Storing Pumpkin Seeds
Perhaps you want to save your pumpkin seed harvest to roast and consume sometime in the near future. Or maybe you were fond of a certain unique heirloom pumpkin and want to grow it again next year. Whatever the reason, harvesting and storing pumpkin seeds is a very simple process.
Cut open the lid of the pumpkin as described above, placing the seeds and pulp into a colander. Place the colander under running water and begin to separate the seeds from the pulp by hand, picking the seeds out of the pulp while running cool water over the mixture.

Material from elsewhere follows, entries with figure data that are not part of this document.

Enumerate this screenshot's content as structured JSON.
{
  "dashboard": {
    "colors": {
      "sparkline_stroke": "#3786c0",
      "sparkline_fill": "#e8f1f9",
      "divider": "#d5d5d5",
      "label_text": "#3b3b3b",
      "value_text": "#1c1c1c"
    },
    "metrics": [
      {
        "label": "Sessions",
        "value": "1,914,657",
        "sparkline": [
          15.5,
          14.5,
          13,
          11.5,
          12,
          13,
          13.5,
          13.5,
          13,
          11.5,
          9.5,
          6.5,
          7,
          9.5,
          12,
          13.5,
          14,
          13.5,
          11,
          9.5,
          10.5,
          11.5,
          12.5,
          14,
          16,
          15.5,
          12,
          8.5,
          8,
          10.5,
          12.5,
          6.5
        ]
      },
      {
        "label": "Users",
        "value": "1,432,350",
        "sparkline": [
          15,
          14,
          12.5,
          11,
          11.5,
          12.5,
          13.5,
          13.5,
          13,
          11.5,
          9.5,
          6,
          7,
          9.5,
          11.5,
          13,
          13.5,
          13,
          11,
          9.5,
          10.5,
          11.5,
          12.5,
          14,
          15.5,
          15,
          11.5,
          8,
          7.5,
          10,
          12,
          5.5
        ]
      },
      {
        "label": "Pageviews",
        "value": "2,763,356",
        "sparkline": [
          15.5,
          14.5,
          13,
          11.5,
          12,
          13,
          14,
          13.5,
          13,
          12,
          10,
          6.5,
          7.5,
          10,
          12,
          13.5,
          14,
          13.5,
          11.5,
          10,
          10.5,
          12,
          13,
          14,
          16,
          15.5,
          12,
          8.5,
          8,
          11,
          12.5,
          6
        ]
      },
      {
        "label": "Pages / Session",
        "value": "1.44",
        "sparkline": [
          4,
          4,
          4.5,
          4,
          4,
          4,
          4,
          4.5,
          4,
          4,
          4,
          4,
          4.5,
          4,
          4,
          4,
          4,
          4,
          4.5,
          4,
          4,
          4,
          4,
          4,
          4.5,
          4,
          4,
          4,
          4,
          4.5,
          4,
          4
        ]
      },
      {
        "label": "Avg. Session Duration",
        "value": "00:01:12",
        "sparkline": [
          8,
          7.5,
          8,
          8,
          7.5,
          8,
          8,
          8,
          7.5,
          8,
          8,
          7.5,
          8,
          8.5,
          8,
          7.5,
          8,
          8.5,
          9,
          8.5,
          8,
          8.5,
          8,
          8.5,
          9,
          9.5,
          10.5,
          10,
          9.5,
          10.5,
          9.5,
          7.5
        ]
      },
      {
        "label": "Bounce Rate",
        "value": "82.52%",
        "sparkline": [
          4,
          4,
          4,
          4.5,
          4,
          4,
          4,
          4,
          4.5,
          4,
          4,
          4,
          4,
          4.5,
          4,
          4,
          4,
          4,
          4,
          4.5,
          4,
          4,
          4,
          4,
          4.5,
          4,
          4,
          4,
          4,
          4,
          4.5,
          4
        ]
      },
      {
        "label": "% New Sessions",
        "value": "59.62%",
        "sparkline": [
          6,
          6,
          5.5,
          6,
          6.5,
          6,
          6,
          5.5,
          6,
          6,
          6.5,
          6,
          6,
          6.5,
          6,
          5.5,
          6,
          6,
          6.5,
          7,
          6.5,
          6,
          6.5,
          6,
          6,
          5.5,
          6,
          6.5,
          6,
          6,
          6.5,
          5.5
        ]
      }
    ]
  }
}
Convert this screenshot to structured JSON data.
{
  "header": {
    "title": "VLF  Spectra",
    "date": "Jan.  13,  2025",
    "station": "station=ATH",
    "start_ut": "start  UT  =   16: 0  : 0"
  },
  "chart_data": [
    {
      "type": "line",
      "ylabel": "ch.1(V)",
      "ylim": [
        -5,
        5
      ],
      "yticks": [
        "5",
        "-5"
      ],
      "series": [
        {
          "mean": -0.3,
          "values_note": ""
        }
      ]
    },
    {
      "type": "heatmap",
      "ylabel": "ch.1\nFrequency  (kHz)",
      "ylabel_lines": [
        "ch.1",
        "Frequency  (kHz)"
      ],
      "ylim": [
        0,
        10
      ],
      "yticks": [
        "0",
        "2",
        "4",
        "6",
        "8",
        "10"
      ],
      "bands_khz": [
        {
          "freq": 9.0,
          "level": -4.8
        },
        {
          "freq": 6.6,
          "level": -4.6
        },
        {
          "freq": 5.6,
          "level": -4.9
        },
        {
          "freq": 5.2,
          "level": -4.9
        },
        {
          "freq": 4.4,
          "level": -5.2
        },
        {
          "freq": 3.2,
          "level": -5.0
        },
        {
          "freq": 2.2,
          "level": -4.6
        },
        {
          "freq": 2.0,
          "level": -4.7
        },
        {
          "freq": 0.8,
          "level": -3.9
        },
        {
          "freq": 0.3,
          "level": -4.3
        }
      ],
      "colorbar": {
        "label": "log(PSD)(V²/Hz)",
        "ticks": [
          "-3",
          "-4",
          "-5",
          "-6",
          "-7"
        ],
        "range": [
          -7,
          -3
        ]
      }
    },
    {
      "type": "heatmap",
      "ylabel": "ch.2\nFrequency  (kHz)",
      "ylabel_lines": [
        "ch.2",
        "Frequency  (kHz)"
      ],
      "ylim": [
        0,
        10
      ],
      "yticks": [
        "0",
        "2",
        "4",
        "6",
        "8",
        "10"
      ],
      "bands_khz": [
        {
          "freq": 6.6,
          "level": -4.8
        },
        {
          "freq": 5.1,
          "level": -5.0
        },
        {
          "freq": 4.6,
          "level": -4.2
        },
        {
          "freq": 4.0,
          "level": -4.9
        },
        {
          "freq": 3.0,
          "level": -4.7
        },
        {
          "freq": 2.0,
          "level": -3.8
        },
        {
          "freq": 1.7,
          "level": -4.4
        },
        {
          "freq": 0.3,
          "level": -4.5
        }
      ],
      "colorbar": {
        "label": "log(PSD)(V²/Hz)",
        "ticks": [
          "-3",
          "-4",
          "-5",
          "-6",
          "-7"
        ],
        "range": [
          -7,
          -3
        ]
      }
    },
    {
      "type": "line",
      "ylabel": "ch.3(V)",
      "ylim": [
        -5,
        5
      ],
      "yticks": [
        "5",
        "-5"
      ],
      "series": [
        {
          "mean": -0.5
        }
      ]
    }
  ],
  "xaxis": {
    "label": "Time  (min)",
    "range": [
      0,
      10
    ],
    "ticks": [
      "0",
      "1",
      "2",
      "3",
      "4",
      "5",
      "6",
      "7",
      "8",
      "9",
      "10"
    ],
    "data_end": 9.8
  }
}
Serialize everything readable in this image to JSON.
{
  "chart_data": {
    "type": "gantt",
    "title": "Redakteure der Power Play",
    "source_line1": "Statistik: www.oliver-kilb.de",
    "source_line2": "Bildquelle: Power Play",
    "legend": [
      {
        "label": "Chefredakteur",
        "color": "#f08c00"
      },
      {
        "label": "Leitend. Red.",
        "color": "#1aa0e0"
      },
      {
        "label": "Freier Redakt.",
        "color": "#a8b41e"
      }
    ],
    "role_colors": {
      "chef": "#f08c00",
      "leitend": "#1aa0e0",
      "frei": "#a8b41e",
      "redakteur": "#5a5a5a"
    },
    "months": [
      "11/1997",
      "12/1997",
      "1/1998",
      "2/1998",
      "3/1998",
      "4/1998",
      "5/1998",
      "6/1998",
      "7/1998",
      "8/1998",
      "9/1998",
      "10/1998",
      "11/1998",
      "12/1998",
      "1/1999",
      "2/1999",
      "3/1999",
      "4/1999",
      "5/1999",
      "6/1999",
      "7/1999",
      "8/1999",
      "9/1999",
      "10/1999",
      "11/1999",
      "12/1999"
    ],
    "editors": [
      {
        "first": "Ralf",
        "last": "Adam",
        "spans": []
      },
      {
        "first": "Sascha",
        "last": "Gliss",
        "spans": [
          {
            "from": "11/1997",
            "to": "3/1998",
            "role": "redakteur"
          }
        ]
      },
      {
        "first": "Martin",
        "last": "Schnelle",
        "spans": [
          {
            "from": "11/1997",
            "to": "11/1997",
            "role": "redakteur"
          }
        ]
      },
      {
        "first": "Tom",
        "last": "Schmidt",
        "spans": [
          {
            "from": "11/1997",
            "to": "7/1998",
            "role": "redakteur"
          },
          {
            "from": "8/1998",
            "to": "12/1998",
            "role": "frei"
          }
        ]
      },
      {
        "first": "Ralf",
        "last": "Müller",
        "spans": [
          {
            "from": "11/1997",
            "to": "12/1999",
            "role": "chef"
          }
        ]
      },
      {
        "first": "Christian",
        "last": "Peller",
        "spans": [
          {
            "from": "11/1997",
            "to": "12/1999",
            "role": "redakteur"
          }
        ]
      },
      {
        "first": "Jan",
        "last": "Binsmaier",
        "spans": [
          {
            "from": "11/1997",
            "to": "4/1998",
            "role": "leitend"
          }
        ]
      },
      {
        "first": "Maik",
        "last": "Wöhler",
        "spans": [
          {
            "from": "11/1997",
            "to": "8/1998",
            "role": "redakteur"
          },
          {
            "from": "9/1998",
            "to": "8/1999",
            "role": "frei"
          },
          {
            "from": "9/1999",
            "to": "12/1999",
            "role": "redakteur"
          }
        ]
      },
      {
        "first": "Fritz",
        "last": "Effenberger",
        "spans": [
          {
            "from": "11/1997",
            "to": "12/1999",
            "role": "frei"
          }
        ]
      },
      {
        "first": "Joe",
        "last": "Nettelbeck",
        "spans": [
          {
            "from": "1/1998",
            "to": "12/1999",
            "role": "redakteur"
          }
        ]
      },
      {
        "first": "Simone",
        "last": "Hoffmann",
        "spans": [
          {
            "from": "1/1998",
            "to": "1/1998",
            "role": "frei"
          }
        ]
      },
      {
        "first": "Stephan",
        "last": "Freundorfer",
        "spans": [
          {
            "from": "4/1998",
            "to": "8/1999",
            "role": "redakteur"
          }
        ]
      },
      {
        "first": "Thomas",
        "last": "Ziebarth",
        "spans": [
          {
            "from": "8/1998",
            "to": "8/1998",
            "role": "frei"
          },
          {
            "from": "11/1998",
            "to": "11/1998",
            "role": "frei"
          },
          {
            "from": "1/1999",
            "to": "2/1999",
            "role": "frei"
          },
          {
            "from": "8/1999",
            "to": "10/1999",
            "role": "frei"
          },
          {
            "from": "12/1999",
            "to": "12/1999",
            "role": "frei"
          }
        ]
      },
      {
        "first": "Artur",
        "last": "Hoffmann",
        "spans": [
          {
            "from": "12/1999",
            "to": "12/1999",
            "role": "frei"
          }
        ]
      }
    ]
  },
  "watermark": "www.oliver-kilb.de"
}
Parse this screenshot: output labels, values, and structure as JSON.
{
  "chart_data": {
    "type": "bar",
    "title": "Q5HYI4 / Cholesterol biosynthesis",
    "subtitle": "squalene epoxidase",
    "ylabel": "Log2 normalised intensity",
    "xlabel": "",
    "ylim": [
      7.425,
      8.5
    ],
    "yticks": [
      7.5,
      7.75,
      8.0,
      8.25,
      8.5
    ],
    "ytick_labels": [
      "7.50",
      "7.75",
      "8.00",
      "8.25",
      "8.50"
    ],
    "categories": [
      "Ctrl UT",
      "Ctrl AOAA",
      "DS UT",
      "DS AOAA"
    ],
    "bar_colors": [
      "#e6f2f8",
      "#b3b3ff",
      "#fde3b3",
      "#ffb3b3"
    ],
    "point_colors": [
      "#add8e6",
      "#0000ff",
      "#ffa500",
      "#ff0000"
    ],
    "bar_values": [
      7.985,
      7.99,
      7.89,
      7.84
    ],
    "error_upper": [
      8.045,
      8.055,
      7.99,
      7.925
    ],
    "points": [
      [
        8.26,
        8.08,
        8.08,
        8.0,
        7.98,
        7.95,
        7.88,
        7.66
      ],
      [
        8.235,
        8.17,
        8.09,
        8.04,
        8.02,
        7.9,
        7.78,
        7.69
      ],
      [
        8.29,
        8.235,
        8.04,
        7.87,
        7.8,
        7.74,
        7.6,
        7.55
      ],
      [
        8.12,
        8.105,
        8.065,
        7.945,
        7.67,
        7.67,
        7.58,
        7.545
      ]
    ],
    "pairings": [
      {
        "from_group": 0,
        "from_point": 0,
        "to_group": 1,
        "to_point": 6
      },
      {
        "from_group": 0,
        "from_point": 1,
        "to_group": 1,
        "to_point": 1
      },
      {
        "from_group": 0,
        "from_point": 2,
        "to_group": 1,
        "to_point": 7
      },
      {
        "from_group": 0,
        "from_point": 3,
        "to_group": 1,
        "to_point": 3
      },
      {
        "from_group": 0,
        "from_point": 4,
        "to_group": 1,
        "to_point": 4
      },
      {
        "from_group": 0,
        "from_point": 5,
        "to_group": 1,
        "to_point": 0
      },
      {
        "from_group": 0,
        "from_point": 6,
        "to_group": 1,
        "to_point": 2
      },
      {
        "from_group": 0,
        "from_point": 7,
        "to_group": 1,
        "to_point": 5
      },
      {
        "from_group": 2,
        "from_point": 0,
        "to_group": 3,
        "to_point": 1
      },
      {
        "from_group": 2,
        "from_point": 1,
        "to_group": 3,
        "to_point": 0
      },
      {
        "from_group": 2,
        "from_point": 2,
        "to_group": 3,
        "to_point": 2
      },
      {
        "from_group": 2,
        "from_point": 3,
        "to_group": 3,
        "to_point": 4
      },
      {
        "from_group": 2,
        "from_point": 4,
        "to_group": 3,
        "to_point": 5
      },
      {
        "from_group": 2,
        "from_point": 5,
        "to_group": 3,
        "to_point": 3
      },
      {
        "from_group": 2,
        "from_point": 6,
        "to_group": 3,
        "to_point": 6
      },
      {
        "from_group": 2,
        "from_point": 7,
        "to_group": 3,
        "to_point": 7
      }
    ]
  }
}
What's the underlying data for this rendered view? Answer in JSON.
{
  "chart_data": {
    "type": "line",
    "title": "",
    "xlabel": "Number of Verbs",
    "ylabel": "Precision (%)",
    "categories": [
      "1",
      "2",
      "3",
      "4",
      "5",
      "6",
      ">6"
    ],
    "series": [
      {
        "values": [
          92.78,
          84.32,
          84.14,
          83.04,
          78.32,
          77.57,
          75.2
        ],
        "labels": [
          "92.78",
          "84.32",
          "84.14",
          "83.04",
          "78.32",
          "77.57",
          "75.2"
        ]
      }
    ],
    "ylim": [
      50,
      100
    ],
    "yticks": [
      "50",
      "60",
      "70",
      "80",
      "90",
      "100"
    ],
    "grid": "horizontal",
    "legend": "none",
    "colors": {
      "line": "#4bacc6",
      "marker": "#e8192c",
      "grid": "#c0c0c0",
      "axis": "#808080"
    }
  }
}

If you are storing your pumpkin seeds to roast for future use, you will want to remove the majority of the pulp from the seeds, discarding the pulp as you separate the two. If you are storing your pumpkin seeds to plant next season, you will not need to store every seed available, as you will never be able to plant and cultivate that many pumpkins.
In general, you will want about three times the amount of seeds as the amount of pumpkins you plan to grow. So, once you have a good amount of seeds rinsed off, look them over and select the largest ones for storage, as they will have the best chance at germination.
Don’t worry about removing every last morsel of pulp, but remove the majority of the pulp before drying. Place your rinsed pumpkin seeds on a dry paper towel, spacing them out so that they don’t stick together. If you are storing the seeds to roast at a later date, you can use a hair dryer or a food dehydrator if you like in order to dry them faster, or allow them to air dry on the paper towel for about a week.
If you are storing the seeds to plant, you will want to store the paper towel and drying seeds in a cool, dry place for one week. Once the seeds are completely dry, place them in an envelope and store with other seeds that you plan to grow next year.
Properly Storing Pumpkin Seeds for Future Planting
When storing pumpkin seeds for next year’s planting, it is best to keep them in a location that is both cold and dry. An ideal storage spot is in the refrigerator. Place your pumpkin seed envelope in a plastic container and create several holes in the lid of the container to keep condensation to a minimum on the inside of the container. Put the container with the seeds inside at the very back of the refrigerator.
When it comes time to plant your pumpkin seeds next year, they will be fresh and ready for the task. If cleaned, dried, and stored properly, your chances of successful germination will be very high, and you will have a new harvest of ready-to-carve jack-o-lanterns to enjoy in the coming fall.